Don’t you wonder what’s in your pup’s head? I do. There’s something truly special about the bond with our dogs.
We treat them as companions, they hear our greatest fears, know our craziest dreams, and witness when we’re down in the dumps. We allow dogs into our private lives, allowing them to be more than just a pet – they quickly become our best friends. I felt that my Hachi had such admirable qualities – a certain calm, centered energy. He would just stare at me. I’d always try to figure out what he was thinking.
I wanted to be Hachi.
And while I experienced this closer-than-this bond firsthand, it’s hard to explain why we form such deep bonds with our pups. We don’t even speak the same language!
But now, thanks to new research, we’re learning why dogs have been our best friends and why they will continue to be.
Understanding a Dog’s Emotions Made Easy
Many people, when asked about their relationship with their dog, will note their dog’s eyes, saying that they have the ability to feel what they are feeling. There is a sense of empathy experienced when you look at a dog – one that can immediately make you feel better. Looking into a dog’s eyes, you feel instantly connected.
Why does this happen?
Research from the University of Vienna is beginning to be able to explain why. Through their studies, these researchers are learning that dogs can “catch” emotions, which makes that feeling of empathy so powerful. When you’re sad or happy, your dog can distinguish between the two. Then, your pup will match their behavior to mirror what you are feeling.
That’s why when you are sad, your dog will sit with you for comfort.
These studies also showed that dogs can empathize not just with humans, but with other dogs too. When they heard a human crying or a dog whimpering, their behavior changed. Emotional content, whether positive or negative, invoked emotional responses from dogs. Non-emotional content, however, did not have the same result. Who said dogs have no feelings?

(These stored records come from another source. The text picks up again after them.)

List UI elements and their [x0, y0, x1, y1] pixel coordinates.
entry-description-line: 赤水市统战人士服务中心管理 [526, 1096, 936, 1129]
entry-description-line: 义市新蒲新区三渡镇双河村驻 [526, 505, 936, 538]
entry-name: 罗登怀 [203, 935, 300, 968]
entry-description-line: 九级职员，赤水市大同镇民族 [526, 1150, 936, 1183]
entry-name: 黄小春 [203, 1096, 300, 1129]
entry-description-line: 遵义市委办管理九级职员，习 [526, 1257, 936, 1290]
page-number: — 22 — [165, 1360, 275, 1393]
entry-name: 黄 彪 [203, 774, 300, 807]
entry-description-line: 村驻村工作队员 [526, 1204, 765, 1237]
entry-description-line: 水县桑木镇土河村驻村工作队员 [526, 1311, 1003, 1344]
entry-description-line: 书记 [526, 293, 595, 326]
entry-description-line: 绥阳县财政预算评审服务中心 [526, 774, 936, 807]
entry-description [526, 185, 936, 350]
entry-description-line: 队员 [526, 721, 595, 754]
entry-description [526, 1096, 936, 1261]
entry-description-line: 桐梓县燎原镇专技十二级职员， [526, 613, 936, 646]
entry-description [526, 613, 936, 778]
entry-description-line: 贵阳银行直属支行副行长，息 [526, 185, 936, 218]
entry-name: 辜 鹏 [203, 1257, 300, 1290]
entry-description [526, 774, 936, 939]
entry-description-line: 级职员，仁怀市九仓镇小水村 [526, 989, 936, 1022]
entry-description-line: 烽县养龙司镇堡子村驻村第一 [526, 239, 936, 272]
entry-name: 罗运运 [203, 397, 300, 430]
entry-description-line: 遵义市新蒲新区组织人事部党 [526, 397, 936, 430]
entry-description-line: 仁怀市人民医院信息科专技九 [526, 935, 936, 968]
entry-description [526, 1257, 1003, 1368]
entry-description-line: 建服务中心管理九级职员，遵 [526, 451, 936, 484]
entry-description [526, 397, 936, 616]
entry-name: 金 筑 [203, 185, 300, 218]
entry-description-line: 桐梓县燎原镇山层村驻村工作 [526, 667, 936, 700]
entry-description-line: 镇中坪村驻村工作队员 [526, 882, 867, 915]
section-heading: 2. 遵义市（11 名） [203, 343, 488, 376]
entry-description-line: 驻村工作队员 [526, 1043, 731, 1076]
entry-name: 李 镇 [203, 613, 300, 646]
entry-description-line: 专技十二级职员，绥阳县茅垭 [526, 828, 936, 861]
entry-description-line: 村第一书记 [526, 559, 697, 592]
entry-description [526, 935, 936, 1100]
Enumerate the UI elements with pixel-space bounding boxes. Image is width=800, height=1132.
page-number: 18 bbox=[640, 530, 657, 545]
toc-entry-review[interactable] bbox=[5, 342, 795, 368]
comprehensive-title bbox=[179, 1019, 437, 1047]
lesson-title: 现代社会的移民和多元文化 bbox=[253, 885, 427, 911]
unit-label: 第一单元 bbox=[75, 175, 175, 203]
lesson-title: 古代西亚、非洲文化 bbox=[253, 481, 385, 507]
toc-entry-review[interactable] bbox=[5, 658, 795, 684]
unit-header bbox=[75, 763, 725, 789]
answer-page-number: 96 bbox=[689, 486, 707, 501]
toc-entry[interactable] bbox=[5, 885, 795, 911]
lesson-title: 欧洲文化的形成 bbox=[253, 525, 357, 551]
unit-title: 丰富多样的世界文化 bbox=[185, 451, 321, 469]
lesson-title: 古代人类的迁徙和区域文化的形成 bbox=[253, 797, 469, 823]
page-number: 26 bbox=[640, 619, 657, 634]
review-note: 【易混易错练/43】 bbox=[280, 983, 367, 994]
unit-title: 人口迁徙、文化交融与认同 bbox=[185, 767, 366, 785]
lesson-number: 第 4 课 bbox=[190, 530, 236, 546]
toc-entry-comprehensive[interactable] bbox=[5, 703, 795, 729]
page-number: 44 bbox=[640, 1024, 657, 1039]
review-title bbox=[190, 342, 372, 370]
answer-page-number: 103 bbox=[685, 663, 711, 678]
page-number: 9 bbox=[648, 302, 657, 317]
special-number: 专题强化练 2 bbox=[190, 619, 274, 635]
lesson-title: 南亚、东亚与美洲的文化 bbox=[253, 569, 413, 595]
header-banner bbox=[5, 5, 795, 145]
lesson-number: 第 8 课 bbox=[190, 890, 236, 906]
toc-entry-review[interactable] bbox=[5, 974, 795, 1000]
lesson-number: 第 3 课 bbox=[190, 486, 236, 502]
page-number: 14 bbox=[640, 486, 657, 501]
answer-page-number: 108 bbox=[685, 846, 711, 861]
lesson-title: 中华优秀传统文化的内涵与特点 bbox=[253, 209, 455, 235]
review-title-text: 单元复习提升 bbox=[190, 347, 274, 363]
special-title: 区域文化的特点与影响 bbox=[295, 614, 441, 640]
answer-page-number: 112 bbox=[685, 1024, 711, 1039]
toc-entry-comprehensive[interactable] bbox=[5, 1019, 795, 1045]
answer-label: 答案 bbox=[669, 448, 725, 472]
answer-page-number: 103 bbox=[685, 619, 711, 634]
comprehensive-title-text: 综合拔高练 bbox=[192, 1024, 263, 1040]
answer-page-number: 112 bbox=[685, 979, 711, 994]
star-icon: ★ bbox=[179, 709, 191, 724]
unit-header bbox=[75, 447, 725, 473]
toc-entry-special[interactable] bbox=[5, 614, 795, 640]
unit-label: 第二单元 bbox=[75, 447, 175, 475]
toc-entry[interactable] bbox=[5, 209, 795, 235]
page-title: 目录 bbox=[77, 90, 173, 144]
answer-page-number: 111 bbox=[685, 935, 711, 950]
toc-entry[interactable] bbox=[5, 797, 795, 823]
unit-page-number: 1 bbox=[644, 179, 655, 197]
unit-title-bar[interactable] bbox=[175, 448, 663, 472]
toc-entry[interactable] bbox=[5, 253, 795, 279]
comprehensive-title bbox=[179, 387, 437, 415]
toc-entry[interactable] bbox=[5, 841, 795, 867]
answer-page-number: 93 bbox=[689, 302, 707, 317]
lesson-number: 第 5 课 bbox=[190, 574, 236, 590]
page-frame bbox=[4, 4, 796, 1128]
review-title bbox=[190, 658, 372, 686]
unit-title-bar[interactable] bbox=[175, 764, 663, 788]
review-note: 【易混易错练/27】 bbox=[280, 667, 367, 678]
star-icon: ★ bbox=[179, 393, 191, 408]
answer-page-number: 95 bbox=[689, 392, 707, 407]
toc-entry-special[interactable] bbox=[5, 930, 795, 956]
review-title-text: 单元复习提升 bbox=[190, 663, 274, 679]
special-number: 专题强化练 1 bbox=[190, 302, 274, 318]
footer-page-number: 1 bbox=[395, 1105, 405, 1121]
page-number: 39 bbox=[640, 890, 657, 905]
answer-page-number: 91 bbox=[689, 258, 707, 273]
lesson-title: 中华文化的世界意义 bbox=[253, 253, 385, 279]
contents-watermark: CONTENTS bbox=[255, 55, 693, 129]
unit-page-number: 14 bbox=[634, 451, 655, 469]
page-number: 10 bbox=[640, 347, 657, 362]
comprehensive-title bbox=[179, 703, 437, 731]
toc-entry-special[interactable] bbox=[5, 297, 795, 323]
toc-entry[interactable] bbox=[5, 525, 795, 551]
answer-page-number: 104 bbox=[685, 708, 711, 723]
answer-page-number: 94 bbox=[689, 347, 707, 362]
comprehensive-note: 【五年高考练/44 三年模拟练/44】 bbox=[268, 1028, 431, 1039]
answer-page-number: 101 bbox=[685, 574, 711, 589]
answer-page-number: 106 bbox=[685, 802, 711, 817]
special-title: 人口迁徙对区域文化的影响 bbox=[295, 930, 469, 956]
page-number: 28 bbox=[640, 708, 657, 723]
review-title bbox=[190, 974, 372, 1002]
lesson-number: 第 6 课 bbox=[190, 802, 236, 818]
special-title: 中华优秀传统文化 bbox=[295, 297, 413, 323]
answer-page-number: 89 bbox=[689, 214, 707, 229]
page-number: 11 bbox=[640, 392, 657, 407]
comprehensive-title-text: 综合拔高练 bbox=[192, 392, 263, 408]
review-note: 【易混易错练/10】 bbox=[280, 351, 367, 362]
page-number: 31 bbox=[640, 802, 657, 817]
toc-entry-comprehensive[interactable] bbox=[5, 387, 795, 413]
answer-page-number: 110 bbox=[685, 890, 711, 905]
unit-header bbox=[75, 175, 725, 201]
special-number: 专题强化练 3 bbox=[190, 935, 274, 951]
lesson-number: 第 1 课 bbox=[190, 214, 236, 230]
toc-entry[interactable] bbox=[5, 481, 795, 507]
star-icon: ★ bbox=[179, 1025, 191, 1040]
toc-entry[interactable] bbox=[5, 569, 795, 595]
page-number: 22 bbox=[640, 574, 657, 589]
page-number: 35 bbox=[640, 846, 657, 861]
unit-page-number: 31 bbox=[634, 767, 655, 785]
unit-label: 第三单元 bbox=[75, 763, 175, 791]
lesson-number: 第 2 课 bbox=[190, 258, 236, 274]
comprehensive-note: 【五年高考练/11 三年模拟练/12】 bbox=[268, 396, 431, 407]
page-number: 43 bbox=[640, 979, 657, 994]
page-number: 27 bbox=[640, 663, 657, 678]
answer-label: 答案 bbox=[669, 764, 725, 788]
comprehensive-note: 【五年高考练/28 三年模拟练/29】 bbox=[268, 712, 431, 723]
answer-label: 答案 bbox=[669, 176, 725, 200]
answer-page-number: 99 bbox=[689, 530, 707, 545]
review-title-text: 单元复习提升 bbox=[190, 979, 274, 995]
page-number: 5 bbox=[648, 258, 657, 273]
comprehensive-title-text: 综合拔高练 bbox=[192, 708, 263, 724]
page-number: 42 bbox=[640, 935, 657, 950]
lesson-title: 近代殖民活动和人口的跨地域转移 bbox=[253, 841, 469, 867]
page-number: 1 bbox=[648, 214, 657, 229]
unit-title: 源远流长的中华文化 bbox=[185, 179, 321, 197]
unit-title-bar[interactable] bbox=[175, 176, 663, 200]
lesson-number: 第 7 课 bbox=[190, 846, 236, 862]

Dog’s Respond Strongly to Positive Emotions
One of the researchers in the study, Annika Huber, said that she was “surprised by how the dogs responded to positive emotional sounds.” She went on to say that the dogs “paid the same level of attention to them as to negative emotional sounds, but did not express negative emotion behaviors in the same way.”
What all of this means is that a dog’s emotions reflect its surroundings and the people and animals in it. When a dog hears a negative sound, they aren’t just reacting in fear; they are understanding that sound on a fairly advanced emotional level.
A dog, in other words, has the ability to exhibit empathy.
Our dogs are sensitive. We’ve known this. But just how sensitive they are to emotions is even a surprise for the researchers who’re studying their behavior. Understanding a dog’s emotions is becoming easier for all of us.
Because our dogs can so accurately read our emotions and reflect it back to us, it’s no wonder that we feel such a deep connection with our furry friends. By mirroring our feelings, we feel understood and accepted. That’s very powerful stuff.